Forgive me Pir sahib, for I have sinned

The incumbent Pir of Baba and Bhit islands handles the religious and social affairs of the island


Minerwa Tahir November 08, 2015
Independent researcher Rabia Zafar, writer Aslam Khwaja and Habib University assistant professor Dr Hasan Ali Khan share their insight about Karachi’s sea and air.

KARACHI:


The Baba and Bhit islands of Karachi are mostly inhabited by the Kutchi community. The islands were originally inhabited by the Sindhi Mohanas, who are still living there. Nonetheless, the most important thing about the islands is the office of the pir.


These views were shared by Dr Hasan Ali Khan, an assistant professor at the school of arts, humanities and social sciences of Habib University, on the third day of the Third International Karachi Conference at Arts Council of Pakistan on Sunday.

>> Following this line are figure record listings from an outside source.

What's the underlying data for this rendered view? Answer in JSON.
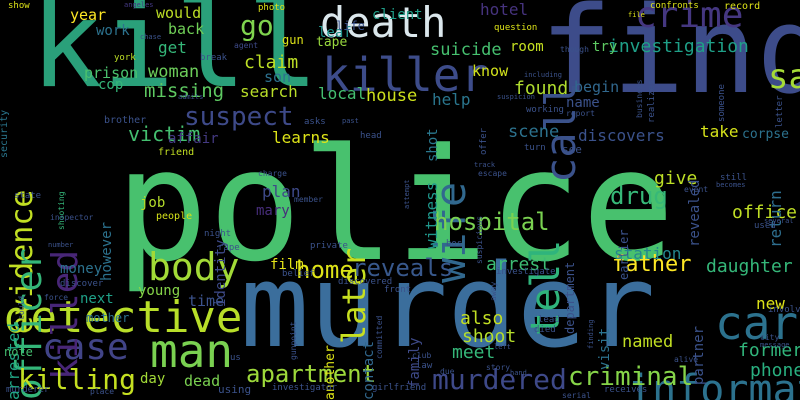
{
  "palette": {
    "purple": "#440154",
    "indigo": "#3b528b",
    "blue": "#2c728e",
    "teal": "#21918c",
    "green": "#27ad81",
    "lime": "#5ec962",
    "yellow": "#bddf26"
  },
  "words": [
    {
      "text": "police",
      "color": "#48c16e"
    },
    {
      "text": "murder",
      "color": "#3b6e9c"
    },
    {
      "text": "find",
      "color": "#3d4c8a"
    },
    {
      "text": "kill",
      "color": "#2aa07a"
    },
    {
      "text": "killer",
      "color": "#3d4c8a"
    },
    {
      "text": "death",
      "color": "#dbe7ec"
    },
    {
      "text": "crime",
      "color": "#453781"
    },
    {
      "text": "call",
      "color": "#3b528b"
    },
    {
      "text": "detective",
      "color": "#b8de29"
    },
    {
      "text": "case",
      "color": "#414487"
    },
    {
      "text": "man",
      "color": "#7ad151"
    },
    {
      "text": "car",
      "color": "#2c728e"
    },
    {
      "text": "body",
      "color": "#a2da37"
    },
    {
      "text": "evidence",
      "color": "#c2df23"
    },
    {
      "text": "officer",
      "color": "#34b679"
    },
    {
      "text": "killed",
      "color": "#482677"
    },
    {
      "text": "later",
      "color": "#c8e020"
    },
    {
      "text": "wife",
      "color": "#31688e"
    },
    {
      "text": "tell",
      "color": "#2fb47c"
    },
    {
      "text": "information",
      "color": "#2c728e"
    },
    {
      "text": "say",
      "color": "#a5db36"
    },
    {
      "text": "suspect",
      "color": "#3e4a89"
    },
    {
      "text": "go",
      "color": "#7fd34e"
    },
    {
      "text": "killing",
      "color": "#c5e021"
    },
    {
      "text": "apartment",
      "color": "#9dd93b"
    },
    {
      "text": "criminal",
      "color": "#86d549"
    },
    {
      "text": "murdered",
      "color": "#3e4989"
    },
    {
      "text": "reveals",
      "color": "#38588c"
    },
    {
      "text": "home",
      "color": "#dde318"
    },
    {
      "text": "father",
      "color": "#fde725"
    },
    {
      "text": "drug",
      "color": "#37b878"
    },
    {
      "text": "hospital",
      "color": "#7ad151"
    },
    {
      "text": "office",
      "color": "#c0df25"
    },
    {
      "text": "investigation",
      "color": "#1fa088"
    },
    {
      "text": "victim",
      "color": "#44bf70"
    },
    {
      "text": "woman",
      "color": "#6ccd5a"
    },
    {
      "text": "missing",
      "color": "#5ec962"
    },
    {
      "text": "arrest",
      "color": "#3dbc74"
    },
    {
      "text": "daughter",
      "color": "#35b779"
    },
    {
      "text": "shoot",
      "color": "#b5de2b"
    },
    {
      "text": "also",
      "color": "#c2df23"
    },
    {
      "text": "meet",
      "color": "#35b779"
    },
    {
      "text": "phone",
      "color": "#29af7f"
    },
    {
      "text": "former",
      "color": "#31b57b"
    },
    {
      "text": "arrested",
      "color": "#21a685"
    },
    {
      "text": "house",
      "color": "#cde11d"
    },
    {
      "text": "found",
      "color": "#b0dd2f"
    },
    {
      "text": "help",
      "color": "#2a768e"
    },
    {
      "text": "suicide",
      "color": "#46c06f"
    },
    {
      "text": "claim",
      "color": "#bddf26"
    },
    {
      "text": "search",
      "color": "#b8de29"
    },
    {
      "text": "son",
      "color": "#2d718e"
    },
    {
      "text": "prison",
      "color": "#4ac16d"
    },
    {
      "text": "cop",
      "color": "#34b679"
    },
    {
      "text": "get",
      "color": "#35b779"
    },
    {
      "text": "back",
      "color": "#70cf57"
    },
    {
      "text": "would",
      "color": "#bddf26"
    },
    {
      "text": "year",
      "color": "#fde725"
    },
    {
      "text": "work",
      "color": "#2c728e"
    },
    {
      "text": "leaf",
      "color": "#1f948c"
    },
    {
      "text": "client",
      "color": "#1f9e89"
    },
    {
      "text": "life",
      "color": "#3b528b"
    },
    {
      "text": "tape",
      "color": "#98d83e"
    },
    {
      "text": "local",
      "color": "#44bf70"
    },
    {
      "text": "hotel",
      "color": "#46337e"
    },
    {
      "text": "room",
      "color": "#c5e021"
    },
    {
      "text": "know",
      "color": "#d2e21b"
    },
    {
      "text": "begin",
      "color": "#31688e"
    },
    {
      "text": "name",
      "color": "#3b528b"
    },
    {
      "text": "try",
      "color": "#5ec962"
    },
    {
      "text": "take",
      "color": "#d5e21a"
    },
    {
      "text": "scene",
      "color": "#2c728e"
    },
    {
      "text": "discovers",
      "color": "#3b528b"
    },
    {
      "text": "affair",
      "color": "#443a83"
    },
    {
      "text": "learns",
      "color": "#dde318"
    },
    {
      "text": "witness",
      "color": "#1f978b"
    },
    {
      "text": "shot",
      "color": "#2a788e"
    },
    {
      "text": "give",
      "color": "#bddf26"
    },
    {
      "text": "station",
      "color": "#24868e"
    },
    {
      "text": "visit",
      "color": "#2c728e"
    },
    {
      "text": "new",
      "color": "#dde318"
    },
    {
      "text": "named",
      "color": "#c2df23"
    },
    {
      "text": "revealed",
      "color": "#3b528b"
    },
    {
      "text": "partner",
      "color": "#3b528b"
    },
    {
      "text": "return",
      "color": "#2e6e8e"
    },
    {
      "text": "corpse",
      "color": "#2c728e"
    },
    {
      "text": "identity",
      "color": "#3e4a89"
    },
    {
      "text": "however",
      "color": "#2c728e"
    },
    {
      "text": "plan",
      "color": "#3e4a89"
    },
    {
      "text": "mary",
      "color": "#472d7b"
    },
    {
      "text": "job",
      "color": "#b5de2b"
    },
    {
      "text": "film",
      "color": "#e5e419"
    },
    {
      "text": "money",
      "color": "#2c728e"
    },
    {
      "text": "time",
      "color": "#3b528b"
    },
    {
      "text": "young",
      "color": "#86d549"
    },
    {
      "text": "next",
      "color": "#1fa188"
    },
    {
      "text": "mother",
      "color": "#2c728e"
    },
    {
      "text": "day",
      "color": "#a2da37"
    },
    {
      "text": "dead",
      "color": "#7ad151"
    },
    {
      "text": "note",
      "color": "#44bf70"
    },
    {
      "text": "using",
      "color": "#3b528b"
    },
    {
      "text": "contact",
      "color": "#31688e"
    },
    {
      "text": "family",
      "color": "#3e4a89"
    },
    {
      "text": "another",
      "color": "#dde318"
    },
    {
      "text": "department",
      "color": "#3b528b"
    },
    {
      "text": "earlier",
      "color": "#3b528b"
    },
    {
      "text": "friend",
      "color": "#c2df23"
    },
    {
      "text": "people",
      "color": "#d5e21a"
    },
    {
      "text": "gun",
      "color": "#dde318"
    },
    {
      "text": "photo",
      "color": "#dde318"
    },
    {
      "text": "agent",
      "color": "#3e4a89"
    },
    {
      "text": "break",
      "color": "#3b528b"
    },
    {
      "text": "show",
      "color": "#dde318"
    },
    {
      "text": "angeles",
      "color": "#443983"
    },
    {
      "text": "chase",
      "color": "#3b528b"
    },
    {
      "text": "york",
      "color": "#bddf26"
    },
    {
      "text": "security",
      "color": "#2a768e"
    },
    {
      "text": "shooting",
      "color": "#34b679"
    },
    {
      "text": "question",
      "color": "#dde318"
    },
    {
      "text": "record",
      "color": "#dde318"
    },
    {
      "text": "confronts",
      "color": "#dde318"
    },
    {
      "text": "file",
      "color": "#dde318"
    },
    {
      "text": "brother",
      "color": "#3b528b"
    },
    {
      "text": "admits",
      "color": "#3b528b"
    },
    {
      "text": "asks",
      "color": "#3b528b"
    },
    {
      "text": "head",
      "color": "#3b528b"
    },
    {
      "text": "past",
      "color": "#3b528b"
    },
    {
      "text": "turn",
      "color": "#3b528b"
    },
    {
      "text": "see",
      "color": "#3b528b"
    },
    {
      "text": "report",
      "color": "#3b528b"
    },
    {
      "text": "though",
      "color": "#3b528b"
    },
    {
      "text": "including",
      "color": "#3b528b"
    },
    {
      "text": "suspicion",
      "color": "#3b528b"
    },
    {
      "text": "business",
      "color": "#3b528b"
    },
    {
      "text": "realizes",
      "color": "#3b528b"
    },
    {
      "text": "someone",
      "color": "#3b528b"
    },
    {
      "text": "letter",
      "color": "#3b528b"
    },
    {
      "text": "state",
      "color": "#3b528b"
    },
    {
      "text": "inspector",
      "color": "#3b528b"
    },
    {
      "text": "charge",
      "color": "#3b528b"
    },
    {
      "text": "member",
      "color": "#3b528b"
    },
    {
      "text": "night",
      "color": "#3b528b"
    },
    {
      "text": "rape",
      "color": "#3b528b"
    },
    {
      "text": "private",
      "color": "#3b528b"
    },
    {
      "text": "bos",
      "color": "#3b528b"
    },
    {
      "text": "belief",
      "color": "#3b528b"
    },
    {
      "text": "discovered",
      "color": "#3b528b"
    },
    {
      "text": "front",
      "color": "#3b528b"
    },
    {
      "text": "investigate",
      "color": "#3b528b"
    },
    {
      "text": "force",
      "color": "#3b528b"
    },
    {
      "text": "discover",
      "color": "#3b528b"
    },
    {
      "text": "number",
      "color": "#3b528b"
    },
    {
      "text": "could",
      "color": "#3b528b"
    },
    {
      "text": "gunpoint",
      "color": "#3b528b"
    },
    {
      "text": "committed",
      "color": "#3b528b"
    },
    {
      "text": "investigator",
      "color": "#3b528b"
    },
    {
      "text": "girlfriend",
      "color": "#3b528b"
    },
    {
      "text": "murderer",
      "color": "#3b528b"
    },
    {
      "text": "place",
      "color": "#3b528b"
    },
    {
      "text": "law",
      "color": "#3b528b"
    },
    {
      "text": "due",
      "color": "#3b528b"
    },
    {
      "text": "story",
      "color": "#3b528b"
    },
    {
      "text": "hand",
      "color": "#3b528b"
    },
    {
      "text": "lead",
      "color": "#3b528b"
    },
    {
      "text": "died",
      "color": "#3b528b"
    },
    {
      "text": "serial",
      "color": "#3b528b"
    },
    {
      "text": "receives",
      "color": "#3b528b"
    },
    {
      "text": "alive",
      "color": "#3b528b"
    },
    {
      "text": "involved",
      "color": "#3b528b"
    },
    {
      "text": "used",
      "color": "#3b528b"
    },
    {
      "text": "several",
      "color": "#3b528b"
    },
    {
      "text": "event",
      "color": "#3b528b"
    },
    {
      "text": "still",
      "color": "#3b528b"
    },
    {
      "text": "becomes",
      "color": "#3b528b"
    },
    {
      "text": "suspicious",
      "color": "#3b528b"
    },
    {
      "text": "escape",
      "color": "#3b528b"
    },
    {
      "text": "track",
      "color": "#3b528b"
    },
    {
      "text": "attempt",
      "color": "#3b528b"
    },
    {
      "text": "working",
      "color": "#3b528b"
    },
    {
      "text": "club",
      "color": "#3b528b"
    },
    {
      "text": "left",
      "color": "#3b528b"
    },
    {
      "text": "offer",
      "color": "#3b528b"
    },
    {
      "text": "away",
      "color": "#3b528b"
    },
    {
      "text": "finding",
      "color": "#3b528b"
    },
    {
      "text": "message",
      "color": "#3b528b"
    },
    {
      "text": "city",
      "color": "#3b528b"
    },
    {
      "text": "us",
      "color": "#3b528b"
    }
  ]
}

Khan spoke in detail of how the current pir took charge of the office. “The office of the pir plays the most important role in the social and religious organisation or hierarchy of the island,” said Dr Khan. The pir, 38-year-old Syed Shabbir Hussain Shah of the Qadiri Sufi order, sits on the larger island, which is the Baba Island, with a population of 17,000. Before him, the office was held by Syed Mehmood Shah Gilani, who is popularly known as Baba Saeen, added Dr Khan. When he died in 1992, his son, Abdul Qadir, and nephew, Shamsuddin, were nominated to succeed him. “Both refused to be the next pir,” narrated Dr Khan. Shabbir, who was 14 at the time, was nominated but refused to take charge of the office as he was very young.

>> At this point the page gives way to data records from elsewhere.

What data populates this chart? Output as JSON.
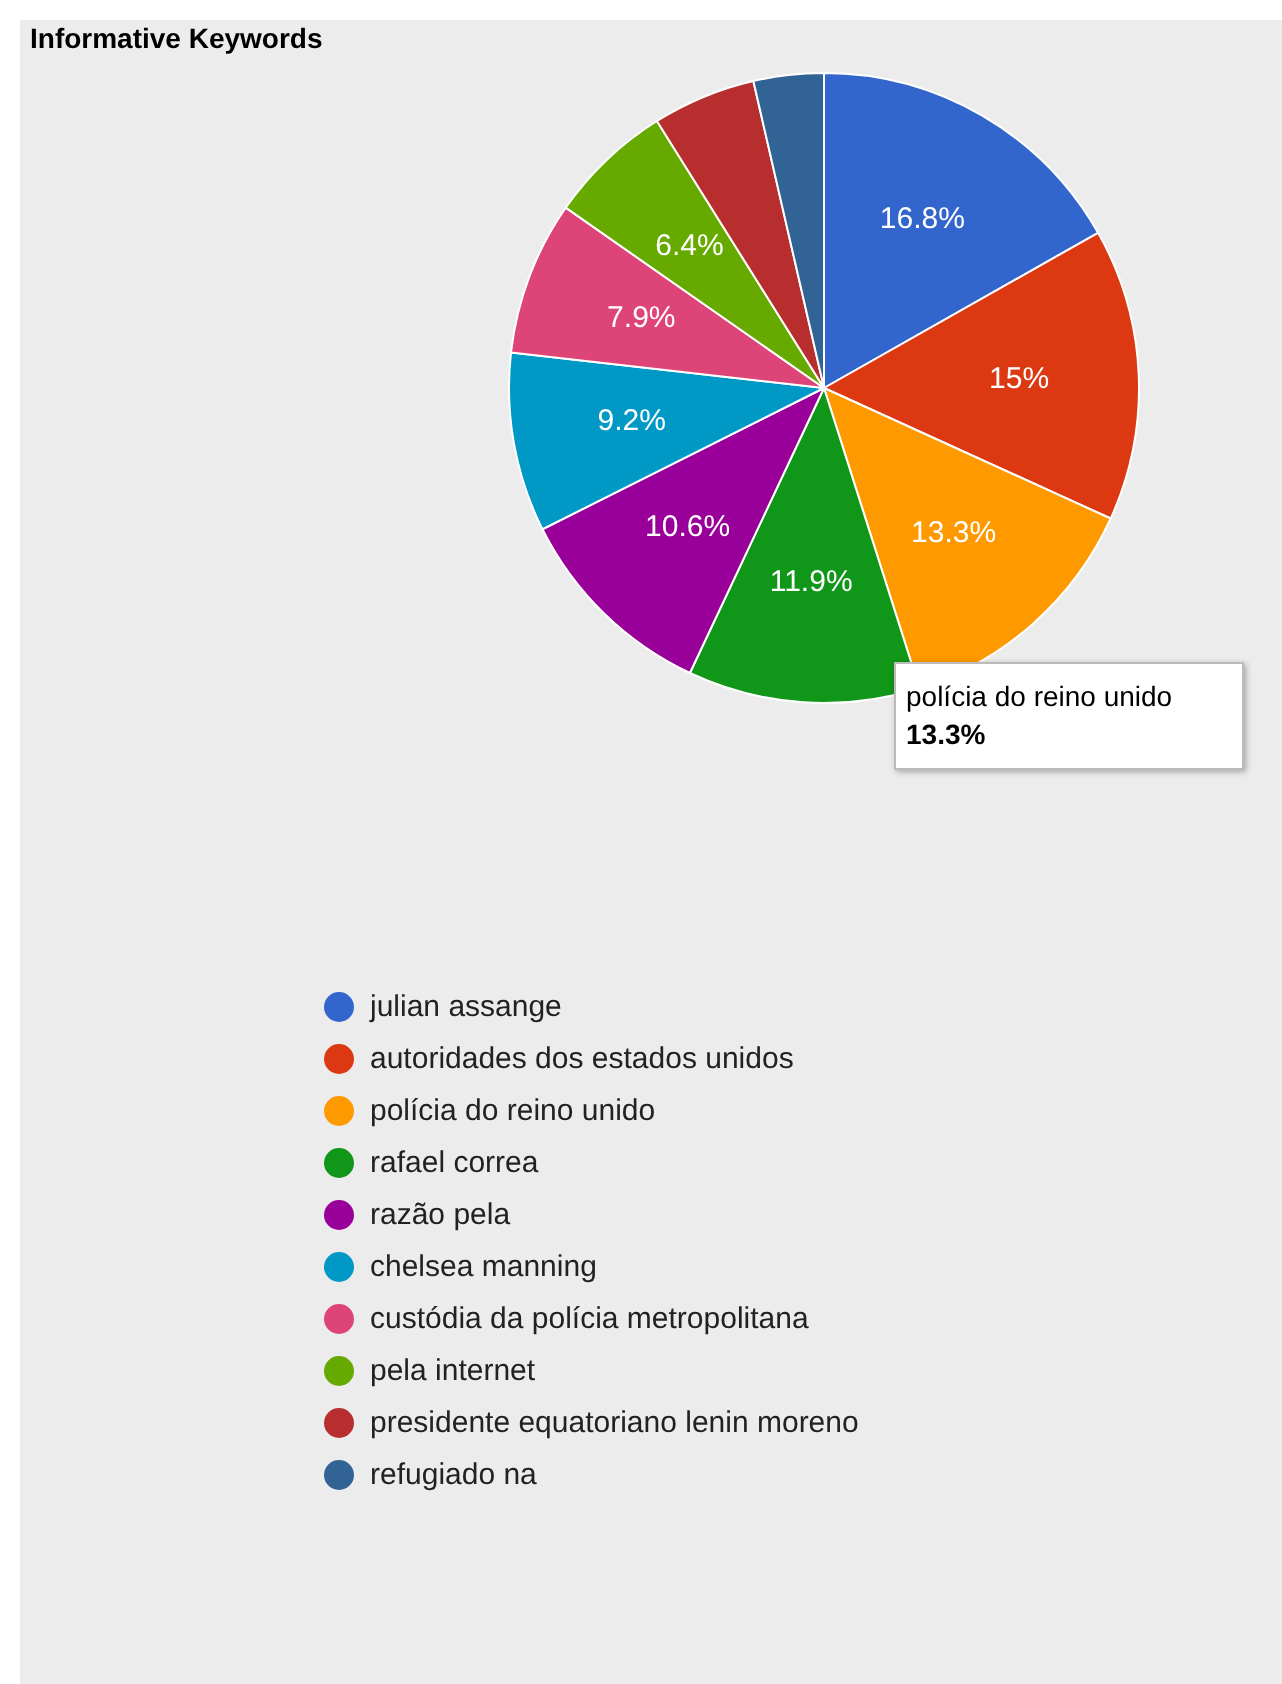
{
  "chart_data": {
    "type": "pie",
    "title": "Informative Keywords",
    "categories": [
      "julian assange",
      "autoridades dos estados unidos",
      "polícia do reino unido",
      "rafael correa",
      "razão pela",
      "chelsea manning",
      "custódia da polícia metropolitana",
      "pela internet",
      "presidente equatoriano lenin moreno",
      "refugiado na"
    ],
    "values": [
      16.8,
      15,
      13.3,
      11.9,
      10.6,
      9.2,
      7.9,
      6.4,
      5.3,
      3.6
    ],
    "value_labels": [
      "16.8%",
      "15%",
      "13.3%",
      "11.9%",
      "10.6%",
      "9.2%",
      "7.9%",
      "6.4%",
      null,
      null
    ],
    "colors": [
      "#3366cc",
      "#dc3912",
      "#ff9900",
      "#109618",
      "#990099",
      "#0099c6",
      "#dd4477",
      "#66aa00",
      "#b82e2e",
      "#316395"
    ],
    "legend": "bottom",
    "annotations": [
      "polícia do reino unido\n13.3%"
    ]
  }
}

For two years, the office remained vacant, after which, he was again nominated after a series of dreams seen by his father and uncle who saw the deceased Baba Saeen. “So, he very reluctantly accepted to be the pir in his teens,” said Dr Khan. “But he did not know what to do because he was not brought up to be the pir and he was not trained in the spiritual sciences that would give him the power to be a pir.”

Dr Khan said that according to Shabbir and the community, Baba Saeen’s soul began instructing him about the spiritual sciences and he eventually became proficient. “Initially, he didn’t know what to do,” he said. “It’s the irony of his life as he wasn’t trained to do this. And he didn’t take the money or the offerings that the followers would give him. After his sequence of dreams, he started taking the offerings.”

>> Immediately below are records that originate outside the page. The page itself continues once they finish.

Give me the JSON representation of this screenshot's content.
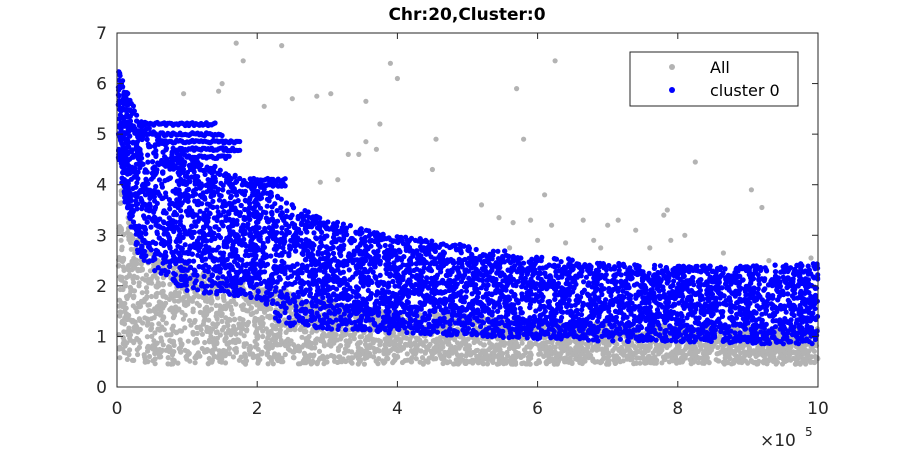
{
  "chart_data": {
    "type": "scatter",
    "title": "Chr:20,Cluster:0",
    "xlabel": "",
    "ylabel": "",
    "xlim": [
      0,
      1000000
    ],
    "ylim": [
      0,
      7
    ],
    "x_ticks": [
      0,
      200000,
      400000,
      600000,
      800000,
      1000000
    ],
    "x_tick_labels": [
      "0",
      "2",
      "4",
      "6",
      "8",
      "10"
    ],
    "x_exponent_label": "×10",
    "x_exponent_power": "5",
    "y_ticks": [
      0,
      1,
      2,
      3,
      4,
      5,
      6,
      7
    ],
    "y_tick_labels": [
      "0",
      "1",
      "2",
      "3",
      "4",
      "5",
      "6",
      "7"
    ],
    "grid": false,
    "legend": {
      "placement": "top-right",
      "entries": [
        "All",
        "cluster 0"
      ]
    },
    "series": [
      {
        "name": "All",
        "color": "#b3b3b3",
        "description": "dense band plus sparse outliers",
        "band": {
          "x": [
            2000,
            10000,
            30000,
            60000,
            100000,
            150000,
            200000,
            250000,
            300000,
            400000,
            500000,
            600000,
            700000,
            800000,
            900000,
            1000000
          ],
          "y_low": [
            0.5,
            0.55,
            0.5,
            0.45,
            0.45,
            0.45,
            0.45,
            0.45,
            0.45,
            0.45,
            0.45,
            0.45,
            0.45,
            0.45,
            0.45,
            0.45
          ],
          "y_high": [
            4.6,
            3.6,
            2.9,
            2.6,
            2.4,
            2.2,
            2.0,
            1.9,
            1.7,
            1.5,
            1.4,
            1.3,
            1.25,
            1.2,
            1.2,
            1.2
          ]
        },
        "outliers": [
          [
            170000,
            6.8
          ],
          [
            235000,
            6.75
          ],
          [
            180000,
            6.45
          ],
          [
            150000,
            6.0
          ],
          [
            145000,
            5.85
          ],
          [
            95000,
            5.8
          ],
          [
            250000,
            5.7
          ],
          [
            210000,
            5.55
          ],
          [
            285000,
            5.75
          ],
          [
            305000,
            5.8
          ],
          [
            355000,
            5.65
          ],
          [
            375000,
            5.2
          ],
          [
            390000,
            6.4
          ],
          [
            400000,
            6.1
          ],
          [
            455000,
            4.9
          ],
          [
            570000,
            5.9
          ],
          [
            580000,
            4.9
          ],
          [
            625000,
            6.45
          ],
          [
            315000,
            4.1
          ],
          [
            330000,
            4.6
          ],
          [
            345000,
            4.6
          ],
          [
            355000,
            4.85
          ],
          [
            370000,
            4.7
          ],
          [
            290000,
            4.05
          ],
          [
            450000,
            4.3
          ],
          [
            520000,
            3.6
          ],
          [
            545000,
            3.35
          ],
          [
            565000,
            3.25
          ],
          [
            590000,
            3.3
          ],
          [
            610000,
            3.8
          ],
          [
            620000,
            3.2
          ],
          [
            665000,
            3.3
          ],
          [
            680000,
            2.9
          ],
          [
            700000,
            3.2
          ],
          [
            715000,
            3.3
          ],
          [
            740000,
            3.1
          ],
          [
            780000,
            3.4
          ],
          [
            785000,
            3.5
          ],
          [
            790000,
            2.9
          ],
          [
            825000,
            4.45
          ],
          [
            865000,
            2.65
          ],
          [
            905000,
            3.9
          ],
          [
            920000,
            3.55
          ],
          [
            930000,
            2.5
          ],
          [
            990000,
            2.55
          ],
          [
            810000,
            3.0
          ],
          [
            760000,
            2.75
          ],
          [
            690000,
            2.75
          ],
          [
            640000,
            2.85
          ],
          [
            600000,
            2.9
          ],
          [
            560000,
            2.75
          ]
        ]
      },
      {
        "name": "cluster 0",
        "color": "#0000ff",
        "description": "dense band",
        "band": {
          "x": [
            2000,
            10000,
            30000,
            60000,
            100000,
            150000,
            200000,
            230000,
            250000,
            300000,
            400000,
            500000,
            600000,
            700000,
            800000,
            900000,
            1000000
          ],
          "y_low": [
            4.5,
            3.7,
            2.6,
            2.2,
            1.9,
            1.8,
            1.75,
            1.3,
            1.2,
            1.15,
            1.05,
            1.0,
            0.95,
            0.9,
            0.9,
            0.85,
            0.85
          ],
          "y_high": [
            6.3,
            6.0,
            5.4,
            5.0,
            4.6,
            4.3,
            4.0,
            3.8,
            3.6,
            3.3,
            3.0,
            2.8,
            2.6,
            2.45,
            2.4,
            2.4,
            2.45
          ]
        },
        "streaks": [
          [
            40000,
            140000,
            5.2
          ],
          [
            40000,
            150000,
            5.0
          ],
          [
            60000,
            175000,
            4.85
          ],
          [
            80000,
            175000,
            4.7
          ],
          [
            100000,
            160000,
            4.55
          ],
          [
            190000,
            240000,
            4.1
          ],
          [
            180000,
            240000,
            4.0
          ]
        ]
      }
    ]
  }
}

According to Dr Khan, in all this time, the personality of the dead man, Baba Saeen, looms ever large over the island. He said that Shabbir followed the same structure in religious organisation that prevailed at the time of Baba Saeen. “Every Friday, his followers come to him and confess their sins,” he said. “And their next duty is to get rid of the wrong or the sin.”

The other two speakers at the event were independent researcher and public historian Rabia Zafar and writer Aslam Khwaja. Zafar focused on her topic, ‘Linking Karachi via Air and Sea’, by talking about the different airlines and shipping lines pertaining to the city. She talked about Orient Airways, Pak Air and Pakistan International Airlines Corporation among others. She also showed images of aircrafts, ships, timetables and advertisements during her 20-minute presentation. Meanwhile, Khwaja talked about Karachi’s role in the freedom fight against British rule in 1946. He focused on the topic considering that next year, the freedom fight will complete its 70 years.

Published in The Express Tribune, November 9th, 2015.